I'm going to ask a very simple question in order to understand the mechanism used to transfer this money.

Suppose that funding of a provincial or municipal infrastructure project is based on a sharing formula of one-third, one-third, one-third. The city is ready to go ahead immediately with a project to repair its water and sewer system. If the project costs some $30 million, the federal government will give $10 million to the Province of Quebec, which in turn will redistribute it to the municipality.

How does this all work? Are funds allocated immediately to a province or are they only disbursed at the end of a project?

12:35 p.m.

Director, Fiscal Policy Division, Economic and Fiscal Policy Branch, Department of Finance

Chris Forbes

I'm not an expert in how the funding in infrastructure agreements works, but I think the normal process would be to agree on a project with the province or the municipality, together with a payment schedule. Progress must be made, but once the agreement is in place and the project starts, the billing will depend on the agreement struck between the province, the municipality, and the federal government. Generally, you'd have some kind of billing process.

12:35 p.m.

Assistant Secretary, Expenditure Management Sector, Treasury Board Secretariat

Alister Smith

For each of these agreements, there are terms and conditions. As Mr. Forbes was saying, these things are set out in the agreement signed by the three parties. This applies to eligibility, cost-sharing, repayment requirements, and whatever is required from each of the three partners. It would vary from one contribution agreement to another.

12:35 p.m.

Conservative

Jacques Gourde Conservative Lotbinière—Chutes-de-la-Chaudière, QC

Each time the amount is disbursed, it is recorded in a registry, in order to prove to the House of Commons that the given project was given money, and according to which criteria. The same transparent process is used for all programs.

12:35 p.m.

Assistant Secretary, Expenditure Management Sector, Treasury Board Secretariat

Alister Smith

You're talking about detailed information on any particular program at that project level. I think we'd have to refer to the department, because there could be a great number of projects under any one of those contribution agreements. Normally the departments report this.

12:40 p.m.

Conservative

Jacques Gourde Conservative Lotbinière—Chutes-de-la-Chaudière, QC

Fine. Thank you.

12:40 p.m.

Liberal

The Chair Liberal Derek Lee

Thank you, Mr. Gourde.

Ms. Hall Findlay.

12:40 p.m.

Liberal

Martha Hall Findlay Liberal Willowdale, ON

I would just like a clarification on lapsing, and I'm not talking about money in the $3 billion. I think we all understand that this will continue, because it's budgeted money anyway, notwithstanding the concern about it not being spent.
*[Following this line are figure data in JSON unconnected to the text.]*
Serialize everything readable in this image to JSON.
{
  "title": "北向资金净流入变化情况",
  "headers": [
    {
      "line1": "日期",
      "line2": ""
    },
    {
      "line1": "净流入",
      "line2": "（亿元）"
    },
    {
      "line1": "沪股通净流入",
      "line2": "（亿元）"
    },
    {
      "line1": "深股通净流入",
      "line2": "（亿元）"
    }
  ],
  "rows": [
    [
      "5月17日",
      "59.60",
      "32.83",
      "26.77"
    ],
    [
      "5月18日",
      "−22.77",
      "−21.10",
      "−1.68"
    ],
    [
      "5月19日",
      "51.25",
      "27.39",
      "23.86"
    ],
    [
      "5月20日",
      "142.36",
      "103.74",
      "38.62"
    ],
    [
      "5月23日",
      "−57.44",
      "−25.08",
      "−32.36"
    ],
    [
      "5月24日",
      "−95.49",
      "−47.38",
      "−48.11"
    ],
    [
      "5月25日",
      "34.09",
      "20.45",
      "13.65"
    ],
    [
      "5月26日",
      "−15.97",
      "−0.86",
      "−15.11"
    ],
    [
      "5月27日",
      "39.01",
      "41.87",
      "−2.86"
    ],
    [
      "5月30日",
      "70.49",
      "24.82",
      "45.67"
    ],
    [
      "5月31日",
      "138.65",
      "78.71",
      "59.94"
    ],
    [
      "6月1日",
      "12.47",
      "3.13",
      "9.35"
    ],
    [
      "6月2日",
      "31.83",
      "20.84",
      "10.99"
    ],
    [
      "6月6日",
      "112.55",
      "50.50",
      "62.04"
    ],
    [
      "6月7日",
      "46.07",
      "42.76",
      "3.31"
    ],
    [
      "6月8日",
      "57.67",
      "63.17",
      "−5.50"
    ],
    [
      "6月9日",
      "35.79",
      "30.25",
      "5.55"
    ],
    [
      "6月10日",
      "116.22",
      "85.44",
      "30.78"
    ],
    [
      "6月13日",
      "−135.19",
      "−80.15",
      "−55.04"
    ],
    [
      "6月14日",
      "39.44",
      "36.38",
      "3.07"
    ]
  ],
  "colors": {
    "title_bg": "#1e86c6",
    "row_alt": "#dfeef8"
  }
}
This is a question about the money that was in this past budget that has not been spent and that has now lapsed. I have two questions. Can you just confirm what that amount is? And can you just confirm that to be re-profiled, it's not automatic? It would have to have, I think I heard, agreement from both Treasury Board and the finance department.

12:40 p.m.

Director, Fiscal Policy Division, Economic and Fiscal Policy Branch, Department of Finance

Chris Forbes

First of all, for the fiscal year that ended March 31, we won't have the final lapse information for you at this stage. It's too early, obviously. However, in general, when a department is lapsing funding, and they think they're going to lapse on a program, they will come to us and ask about the possibility of re-profiling and including an amount in the next year's estimates somewhere, either in the mains or in the supplementary estimates.

In a case like infrastructure, when often there are long-term commitments—I've signed a contract, for example, with a certain province on a certain project, and it happens that the bill hasn't come in March but is going to come in May--in general, those kinds of re-profiles are automatic. There's no question asked about that, since a department has committed the money and something is under way and there's just, literally, a timing issue. This happens a lot on capital projects, right? There's timing as to how quickly they get under way. When milestones are met, those re-profiles are basically done.